Кабачок нью-фаундлендцев
Шрифт:
Я эту фразу понял только потом. Он разузнал, что капитан прячет у себя в каюте женщину. И был очень этим горд. Он хорохорился. Он был злой, сам того не сознавая.
И тогда случилось вот что: капитан размахнулся, чтобы дать ему пощечину. Мальчишка, очень верткий, увернулся от удара, крикнул что-то — наверное, снова пригрозил рассказать…
А рука Фаллю ударилась о ванты. Он, наверное, сильно ушибся. Гнев душил его. Басня о льве и комаре… Он забыл всякое чувство собственного достоинства. Погнался за мальчишкой. А тот вначале убегал, смеялся, а потом пришел
Кто бы случайно ни появился на палубе, всякий мог услышать, разом узнать все. Фаллю обезумел от страха. Я видел, как он схватил Жана Мари за плечи, но вместо того чтобы держать его, толкнул вперед.

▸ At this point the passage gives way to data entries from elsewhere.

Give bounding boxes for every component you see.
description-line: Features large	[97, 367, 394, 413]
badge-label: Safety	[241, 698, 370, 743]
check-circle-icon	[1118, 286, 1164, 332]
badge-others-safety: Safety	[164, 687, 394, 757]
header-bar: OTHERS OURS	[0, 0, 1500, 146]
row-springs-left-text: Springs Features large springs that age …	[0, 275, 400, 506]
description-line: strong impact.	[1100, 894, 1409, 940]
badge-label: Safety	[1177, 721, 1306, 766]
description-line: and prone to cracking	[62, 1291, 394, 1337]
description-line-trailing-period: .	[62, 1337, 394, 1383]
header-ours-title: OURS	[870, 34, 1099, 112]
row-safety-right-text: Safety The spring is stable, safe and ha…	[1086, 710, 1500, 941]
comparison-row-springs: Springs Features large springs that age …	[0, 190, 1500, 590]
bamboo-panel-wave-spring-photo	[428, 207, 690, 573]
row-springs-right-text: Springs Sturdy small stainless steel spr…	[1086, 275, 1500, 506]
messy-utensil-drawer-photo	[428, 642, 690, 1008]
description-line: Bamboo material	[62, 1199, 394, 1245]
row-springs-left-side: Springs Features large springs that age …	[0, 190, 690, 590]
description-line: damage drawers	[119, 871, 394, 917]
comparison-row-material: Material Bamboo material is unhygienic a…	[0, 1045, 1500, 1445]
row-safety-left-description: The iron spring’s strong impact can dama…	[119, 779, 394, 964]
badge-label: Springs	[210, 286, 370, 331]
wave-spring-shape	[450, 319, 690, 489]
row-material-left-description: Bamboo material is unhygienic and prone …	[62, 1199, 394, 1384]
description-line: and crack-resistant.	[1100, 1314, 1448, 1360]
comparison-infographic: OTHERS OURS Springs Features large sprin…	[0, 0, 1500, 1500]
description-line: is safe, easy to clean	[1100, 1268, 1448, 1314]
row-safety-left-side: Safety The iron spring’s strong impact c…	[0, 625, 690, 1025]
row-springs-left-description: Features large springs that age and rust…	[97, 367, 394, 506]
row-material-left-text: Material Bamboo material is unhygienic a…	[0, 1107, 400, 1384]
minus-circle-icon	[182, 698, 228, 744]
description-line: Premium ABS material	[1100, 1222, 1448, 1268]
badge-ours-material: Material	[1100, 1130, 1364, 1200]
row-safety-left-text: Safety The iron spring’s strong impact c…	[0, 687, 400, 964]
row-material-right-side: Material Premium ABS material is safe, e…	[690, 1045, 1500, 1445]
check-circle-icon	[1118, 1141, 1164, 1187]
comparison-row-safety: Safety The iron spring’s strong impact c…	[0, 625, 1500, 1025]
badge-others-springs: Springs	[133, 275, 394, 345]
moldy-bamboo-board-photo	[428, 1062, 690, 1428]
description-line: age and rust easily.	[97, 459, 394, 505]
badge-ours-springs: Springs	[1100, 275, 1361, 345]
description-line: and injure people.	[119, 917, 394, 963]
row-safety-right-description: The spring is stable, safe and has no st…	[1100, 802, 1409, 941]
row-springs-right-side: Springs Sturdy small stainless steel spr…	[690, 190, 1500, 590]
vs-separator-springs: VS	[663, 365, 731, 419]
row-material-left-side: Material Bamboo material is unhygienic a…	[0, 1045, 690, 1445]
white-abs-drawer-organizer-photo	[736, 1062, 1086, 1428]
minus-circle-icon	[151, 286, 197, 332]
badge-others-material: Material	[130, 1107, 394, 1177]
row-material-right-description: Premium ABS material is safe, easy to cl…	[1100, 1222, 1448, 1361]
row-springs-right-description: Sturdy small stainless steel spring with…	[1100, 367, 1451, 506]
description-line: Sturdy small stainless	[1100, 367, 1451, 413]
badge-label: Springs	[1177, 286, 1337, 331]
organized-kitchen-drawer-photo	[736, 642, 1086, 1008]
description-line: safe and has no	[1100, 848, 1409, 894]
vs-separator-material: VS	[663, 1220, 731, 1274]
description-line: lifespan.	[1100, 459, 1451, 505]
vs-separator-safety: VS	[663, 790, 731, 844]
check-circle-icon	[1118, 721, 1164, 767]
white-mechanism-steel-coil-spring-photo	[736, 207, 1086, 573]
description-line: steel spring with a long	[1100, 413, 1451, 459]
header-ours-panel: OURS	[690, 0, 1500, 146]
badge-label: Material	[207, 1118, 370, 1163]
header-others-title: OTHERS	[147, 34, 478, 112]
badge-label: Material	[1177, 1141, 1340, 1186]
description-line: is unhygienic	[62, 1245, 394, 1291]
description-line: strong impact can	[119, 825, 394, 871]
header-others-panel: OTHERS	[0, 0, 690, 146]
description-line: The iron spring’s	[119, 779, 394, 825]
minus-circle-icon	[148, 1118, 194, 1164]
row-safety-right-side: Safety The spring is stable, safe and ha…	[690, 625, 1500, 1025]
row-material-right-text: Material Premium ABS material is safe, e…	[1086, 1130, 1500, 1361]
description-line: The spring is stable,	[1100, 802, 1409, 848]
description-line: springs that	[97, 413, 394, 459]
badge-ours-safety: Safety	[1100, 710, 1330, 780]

Вот и все. Бывают такие роковые случайности. Голова его ударилась о кабестан. Я услышал пугающий звук, глухой удар. Череп…
Ле Кленш провел руками по лицу. Он был смертельно бледен, по лбу его струился пот.
— В эту минуту волна хлынула на палубу, так что капитан склонился над совершенно мокрым телом. В тот же миг он увидел меня. Я, конечно, забыл спрятаться. Я сделал несколько шагов вперед. Успел еще увидеть, как тело мальчишки скорчилось, потом застыло — движение, которого я никогда не забуду. Убит! И как глупо! А мы смотрели, не понимая, не в силах принять то ужасное, что совершилось.
Никто ничего не видел и не слышал. Фаллю не смел дотронуться до мальчишки. Я ощупал ему грудь, руки, треснувшую голову. Крови не было. Раны тоже. У него просто раскололся череп.
Мы оставались там, быть может, минут пятнадцать, не зная, что делать, понурые, с оледеневшими лицами, и брызги порой хлестали нас по лицу.
Капитан стал другим человеком. Казалось, он надломился. Наконец он заговорил ровным, бесстрастным голосом:
— Экипаж не должен узнать правду. Иначе дисциплине конец.
И он в моем присутствии поднял мальчишку. Надо было сделать только одно движение. Послушайте, я помню, как он большим пальцем начертил ему крест на лбу. Тело, унесенное морем, два раза ударилось о судно. Мы оба все еще стояли в темноте. Не смели смотреть друг на друга. Не смели говорить.
Мегрэ раскурил трубку и крепко сжал черенок зубами.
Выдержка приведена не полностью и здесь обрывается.